A top tip is to store your crypto on a personal “cold wallet” rather than leaving it on an exchange. So long as it’s not connected to the internet, hackers or scammers won’t be able to reach your crypto there.
However, a “cold wallet” increases your risk of loss. Make sure you guard the key to the wallet closely and don’t lose your USB stick or hard drives.
If you chose to store your funds in a “hot wallet” — either your own or on an exchange — then make sure you’re educated on the risks. Phishing scammers may try and trick you into giving over the key for your wallet for example.
Phishing is a scam used across finance, not just crypto, but there are some crypto-specific scams to watch out for. A common one is using an apparently “random” cryptographic key generator to collect people’s private keys.
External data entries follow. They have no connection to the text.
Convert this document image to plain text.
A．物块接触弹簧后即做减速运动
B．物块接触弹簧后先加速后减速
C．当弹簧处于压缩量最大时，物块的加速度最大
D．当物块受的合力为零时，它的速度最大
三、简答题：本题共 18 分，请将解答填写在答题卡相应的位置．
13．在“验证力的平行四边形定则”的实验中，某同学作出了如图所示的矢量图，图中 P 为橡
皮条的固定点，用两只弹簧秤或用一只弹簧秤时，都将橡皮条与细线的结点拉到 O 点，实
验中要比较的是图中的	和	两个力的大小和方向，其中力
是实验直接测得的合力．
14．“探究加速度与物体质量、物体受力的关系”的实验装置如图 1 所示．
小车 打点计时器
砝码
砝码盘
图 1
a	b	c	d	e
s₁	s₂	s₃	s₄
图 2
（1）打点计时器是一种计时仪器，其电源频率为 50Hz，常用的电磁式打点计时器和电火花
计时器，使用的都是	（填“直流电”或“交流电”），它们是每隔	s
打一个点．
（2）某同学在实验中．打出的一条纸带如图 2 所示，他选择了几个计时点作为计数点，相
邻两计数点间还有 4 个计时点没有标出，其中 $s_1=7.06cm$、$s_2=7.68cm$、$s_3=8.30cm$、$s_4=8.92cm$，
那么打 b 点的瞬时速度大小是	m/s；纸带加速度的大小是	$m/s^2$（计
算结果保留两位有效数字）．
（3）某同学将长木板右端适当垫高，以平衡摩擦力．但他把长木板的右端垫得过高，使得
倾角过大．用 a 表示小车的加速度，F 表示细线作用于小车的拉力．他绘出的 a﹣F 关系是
In cryptocurrencies, people have both a public and a private key for their wallets. Both are a string of numbers and letters that unlock the online wallets. The public key can be shared openly to allow people to send you funds but the private key must be guarded, as it will allow anyone into the wallet.
Private wallet keys run to 51 characters and people often turn to an online generator to come up with one. Some scams have involved people setting up apparent random generators that actually collect people’s data, allowing them to get into other people’s wallets and steal funds.
Another crypto-specific fraud is an exit scam, where people raise funds for fraudulent projects or fake exchange losses before making off with customer funds.
In general, the best way to protect yourself is to educate yourselves on these risks and more. Thoroughly research the exchanges you’re using or investments you’re making in the space.
“Buyer beware” is a common phrase in finance but is particularly true in crypto. As long as there are no central authorities or rules enforcing standards or certifying entities, the responsibility of researching risks lies with customers.
“CipherTrace strongly believes that sound regulation — i.e., rules designed to keep bad actors out of the crypto economy — not only encourage banks to accept digital asset businesses as customers, but also benefits digital asset businesses, users, investors, and governments trying to build healthy and safe crypto economies,” the company wrote in its recent report.